By expressing great concern about the crackdown, the nine leading monks of Shwe Kyin Sect, including Sitagu Sayadaw, on Thursday urged coup leader Min Aung Hlaing to immediately stop the deadliest assaults on unarmed people and to avoid robbing or destroying people’s property.
Shwe Kyin is one of Myanmar’s nine Buddhist clergy sects; and its members are known for strictly obeying the Vinaya, the codes of conducts for Buddhist monks. Sitagu Sayadaw is the second-most influential leader of the sect.
In their statement, monks also urged the senior general to be a good Buddhist.
Another famous monk facing criticism is U Kovida, who is well-known as Vasipake Sayadaw for his practicing of silence vows. He has reportedly cut off contact with social media after facing intense criticism by Myanmar social media users for allegedly supporting the military coup.

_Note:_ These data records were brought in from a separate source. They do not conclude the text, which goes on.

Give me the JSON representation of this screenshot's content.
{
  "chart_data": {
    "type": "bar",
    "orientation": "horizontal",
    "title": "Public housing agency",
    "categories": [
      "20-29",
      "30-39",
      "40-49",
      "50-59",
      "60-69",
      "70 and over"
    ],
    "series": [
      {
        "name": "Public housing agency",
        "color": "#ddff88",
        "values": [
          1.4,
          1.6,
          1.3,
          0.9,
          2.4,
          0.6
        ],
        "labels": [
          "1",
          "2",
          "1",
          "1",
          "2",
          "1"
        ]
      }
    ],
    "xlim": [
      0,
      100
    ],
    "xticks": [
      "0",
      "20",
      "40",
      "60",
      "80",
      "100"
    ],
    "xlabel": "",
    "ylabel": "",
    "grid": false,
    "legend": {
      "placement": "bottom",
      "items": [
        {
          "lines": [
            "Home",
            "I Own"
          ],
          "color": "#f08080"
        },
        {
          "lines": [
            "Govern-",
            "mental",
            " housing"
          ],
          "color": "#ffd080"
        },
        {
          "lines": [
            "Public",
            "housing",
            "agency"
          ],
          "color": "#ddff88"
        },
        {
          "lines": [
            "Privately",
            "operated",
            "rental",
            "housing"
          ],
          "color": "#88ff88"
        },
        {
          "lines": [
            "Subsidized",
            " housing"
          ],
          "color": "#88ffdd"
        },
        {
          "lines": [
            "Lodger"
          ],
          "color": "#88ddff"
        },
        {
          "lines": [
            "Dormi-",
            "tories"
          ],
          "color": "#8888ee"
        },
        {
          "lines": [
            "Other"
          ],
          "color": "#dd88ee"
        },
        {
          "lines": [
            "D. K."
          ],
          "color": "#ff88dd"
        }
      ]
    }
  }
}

The monk from eastern Shan State is also well known as an astrologer and for having a close relationship with Snr. Gen. Min Aung Hlaing and his wife Daw Kyu Kyu Hla.
He has been accused of providing the coup leader with his astrological advice for the takeover.
He was reportedly blamed for advising the senior general to tell security forces to shoot protesters in the head.
Most of the people killed over the last month and early this week were hit in their heads.
In February of last year, the monk was also with Min Aung Hlaing when the senior general and his wife placed the “Hti” umbrella atop Bagan’s ancient Htilominlo Temple, following in the footsteps of some of Myanmar’s most powerful figures including his predecessor, Senior General Than Shwe. Many people believed that the ceremony was seeking divine blessings for his kinship.